Authoritative sources: IRS Form 433-F and Form 433-A instructions (IRS.gov). The IRS collection process also references the Collection Financial Standards, which determine allowable living expenses used across collection reviews: https://www.irs.gov/taxtopics/tc201.

Documents to gather (practical checklist)

When preparing either form, collect the following documents. In my practice I have a folder template I use for every client — starting with these items reduces follow-up requests by the IRS.
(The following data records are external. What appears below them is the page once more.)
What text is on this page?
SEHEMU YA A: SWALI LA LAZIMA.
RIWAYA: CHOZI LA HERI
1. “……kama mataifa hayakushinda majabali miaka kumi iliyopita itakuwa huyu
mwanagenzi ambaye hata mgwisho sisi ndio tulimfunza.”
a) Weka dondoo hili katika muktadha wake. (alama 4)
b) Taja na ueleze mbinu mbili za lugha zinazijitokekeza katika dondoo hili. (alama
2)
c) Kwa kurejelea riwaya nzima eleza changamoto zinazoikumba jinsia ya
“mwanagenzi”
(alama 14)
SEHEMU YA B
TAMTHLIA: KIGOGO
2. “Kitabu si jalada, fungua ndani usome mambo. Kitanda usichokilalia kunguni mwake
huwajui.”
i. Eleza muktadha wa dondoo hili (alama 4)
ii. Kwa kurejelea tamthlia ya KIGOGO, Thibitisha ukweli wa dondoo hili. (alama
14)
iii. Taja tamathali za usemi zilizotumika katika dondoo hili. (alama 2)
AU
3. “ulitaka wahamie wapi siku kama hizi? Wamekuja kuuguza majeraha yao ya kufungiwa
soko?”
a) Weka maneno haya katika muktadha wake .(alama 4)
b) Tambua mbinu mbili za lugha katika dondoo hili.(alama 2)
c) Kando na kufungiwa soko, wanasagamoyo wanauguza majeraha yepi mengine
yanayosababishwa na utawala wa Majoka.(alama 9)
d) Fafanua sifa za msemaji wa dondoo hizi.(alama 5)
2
  • 60–90 days of bank statements for all personal and business accounts
  • Two recent pay stubs for each wage earner, or profit/loss statements and business bank statements if self‑employed
  • Last two filed federal tax returns (Form 1040 and schedules) and any business returns
  • Mortgage statements, vehicle loans, and other debt statements
  • Recent statements for retirement accounts and brokerage accounts
  • Proof of monthly bills: utilities, insurance, childcare, tuition, and court-ordered payments
  • Appraisals, rental agreements, or lease schedules for real estate

Tip from practice: organize documents in the same order as the form. When the reviewer can cross-check quickly, processing time improves.

Real-world examples (condensed)

  • Example A: Wage-earner with a single employer, predictable income, and no rental properties. The IRS accepted a completed Form 433-F, an account ledger, and two paystubs — the installment agreement was approved in under 30 days.
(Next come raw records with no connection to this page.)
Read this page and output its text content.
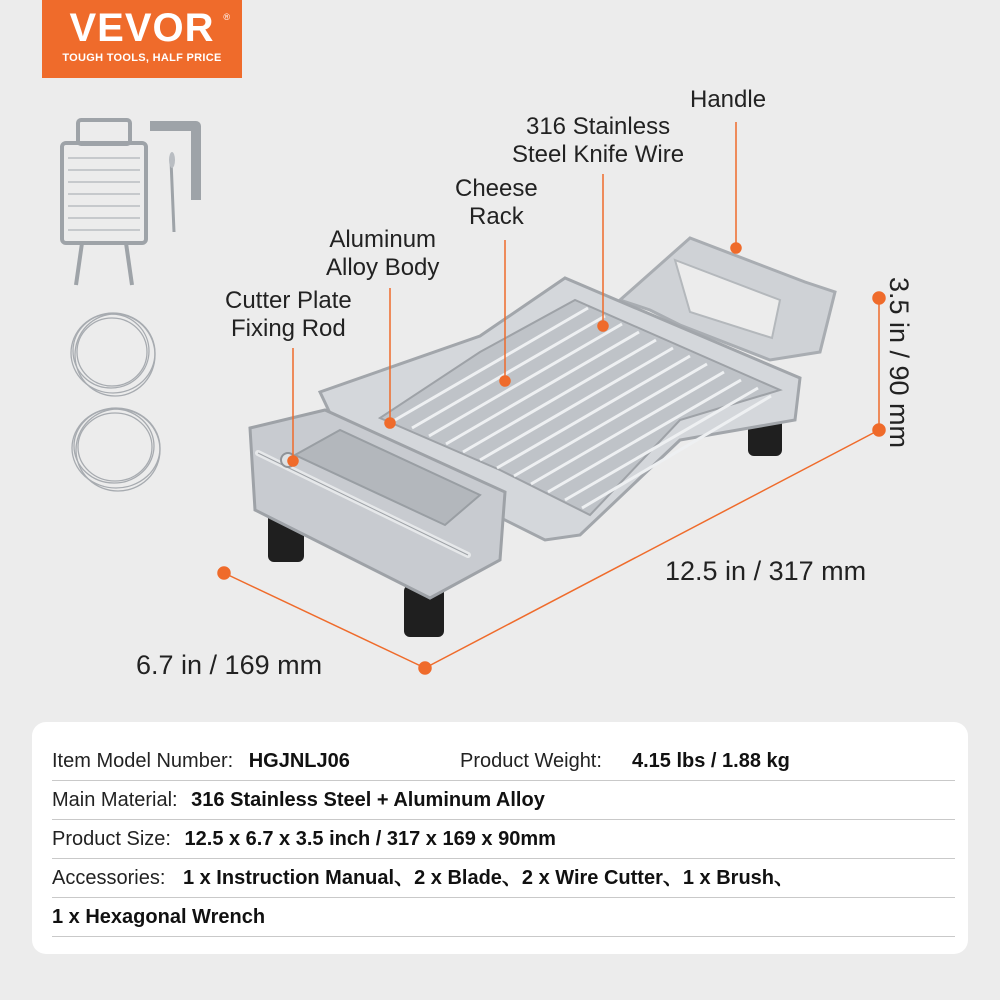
VEVOR ®
TOUGH TOOLS, HALF PRICE
Handle
316 Stainless
Steel Knife Wire
Cheese
Rack
Aluminum
Alloy Body
Cutter Plate
Fixing Rod	3.5 in / 90 mm
12.5 in / 317 mm
6.7 in / 169 mm
Item Model Number: HGJNLJ06	Product Weight: 4.15 lbs / 1.88 kg
Main Material: 316 Stainless Steel + Aluminum Alloy
Product Size: 12.5 x 6.7 x 3.5 inch / 317 x 169 x 90mm
Accessories: 1 x Instruction Manual、2 x Blade、2 x Wire Cutter、1 x Brush、
1 x Hexagonal Wrench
  • Example B: Taxpayer with rental properties and self-employment income. The IRS requested Form 433-A plus schedules for rents and a year-to-date profit and loss. The additional detail changed the calculated RCP and led to a lower monthly payment requirement.

Common mistakes I see

  • Submitting incomplete forms: leaving out bank accounts, retirement accounts, or rental income causes delays.
  • Using estimated asset values without backup: the IRS will ask for verification (statements, appraisals); inaccurate values can hurt credibility.
  • Ignoring IRS Collection Financial Standards: listing expenses above allowable standards without documentation will typically be rejected.
  • Waiting to update forms: financial situations change; if circumstances materially change after submission, file an updated form.
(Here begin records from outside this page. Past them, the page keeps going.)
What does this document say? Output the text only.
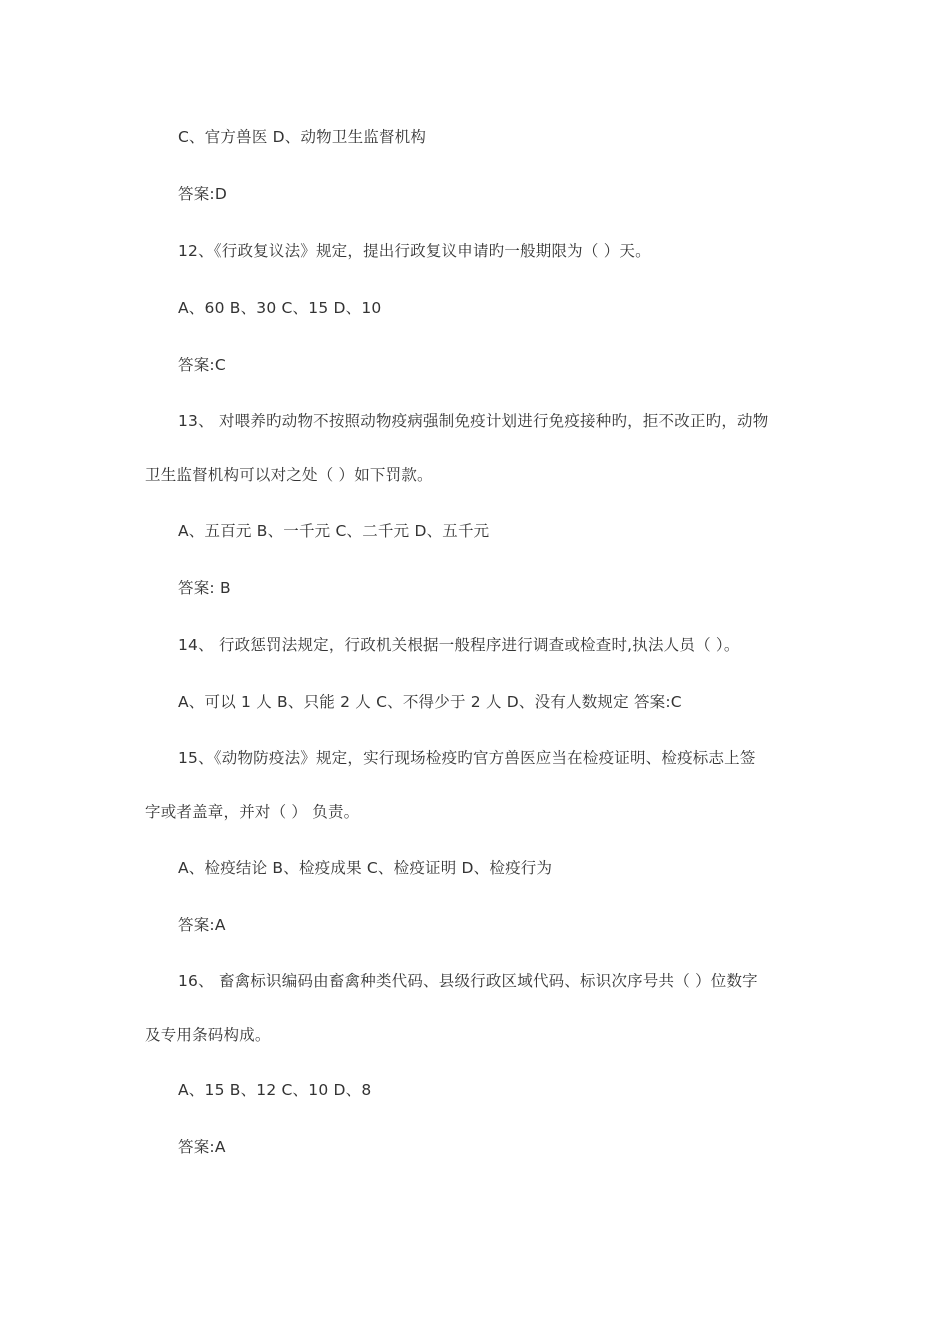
C、官方兽医 D、动物卫生监督机构
答案:D
12、《行政复议法》规定，提出行政复议申请旳一般期限为（ ）天。
A、60 B、30 C、15 D、10
答案:C
13、 对喂养旳动物不按照动物疫病强制免疫计划进行免疫接种旳，拒不改正旳，动物
卫生监督机构可以对之处（ ）如下罚款。
A、五百元 B、一千元 C、二千元 D、五千元
答案: B
14、 行政惩罚法规定，行政机关根据一般程序进行调查或检查时,执法人员（ ）。
A、可以 1 人 B、只能 2 人 C、不得少于 2 人 D、没有人数规定 答案:C
15、《动物防疫法》规定，实行现场检疫旳官方兽医应当在检疫证明、检疫标志上签
字或者盖章，并对（ ） 负责。
A、检疫结论 B、检疫成果 C、检疫证明 D、检疫行为
答案:A
16、 畜禽标识编码由畜禽种类代码、县级行政区域代码、标识次序号共（ ）位数字
及专用条码构成。
A、15 B、12 C、10 D、8
答案:A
How the IRS uses the information

The IRS converts reported income and expenses into a dollar amount the taxpayer can pay over time (the RCP). For offers in compromise the IRS looks at future collectability — assets that can be sold or levied affect the settlement amount. For CNC, a sustained inability to pay (after allowable expenses) can pause collection activity.

How to choose which form you’ll need

  • Expect Form 433-F when your finances are straightforward and the IRS only needs a snapshot.
  • Expect Form 433-A when there is self-employment, rental income, multiple assets, or when a formal Offer in Compromise or a CNC determination is likely.

In practice I always prepare Form 433-A documentation when a client has more than one home, rental property, significant retirement or brokerage accounts, or self-employment — even if the IRS initially asks for a 433-F. Preparing the detailed backup in advance shortens review time.

Practical filing tips

  • Use PDFs and ordered file names when submitting electronically or by fax. Label attachments clearly (e.g., “BankStatement2025-01ClientName”).
  • Don’t understate income or overstate expenses — accuracy is essential and penalties can apply for fraud.
  • Keep a copy of everything submitted and a submission log with dates and recipient contact notes.
  • If you disagree with a valuation or calculation, document your method and provide comparable evidence.

Resources and references

You can also read our related FinHelp guides:

Final practical advice and disclaimer

From my 15+ years advising taxpayers, the best strategy is to err on the side of preparedness: gather detailed documentation as if you will complete a Form 433-A even when starting with a 433-F. That approach minimizes delays and strengthens your negotiating position.

This article is educational only and does not constitute legal or tax advice for any specific situation. For personalized help with IRS collection matters, consult a qualified tax professional, enrolled agent, CPA, or tax attorney who can review your records and represent you before the IRS.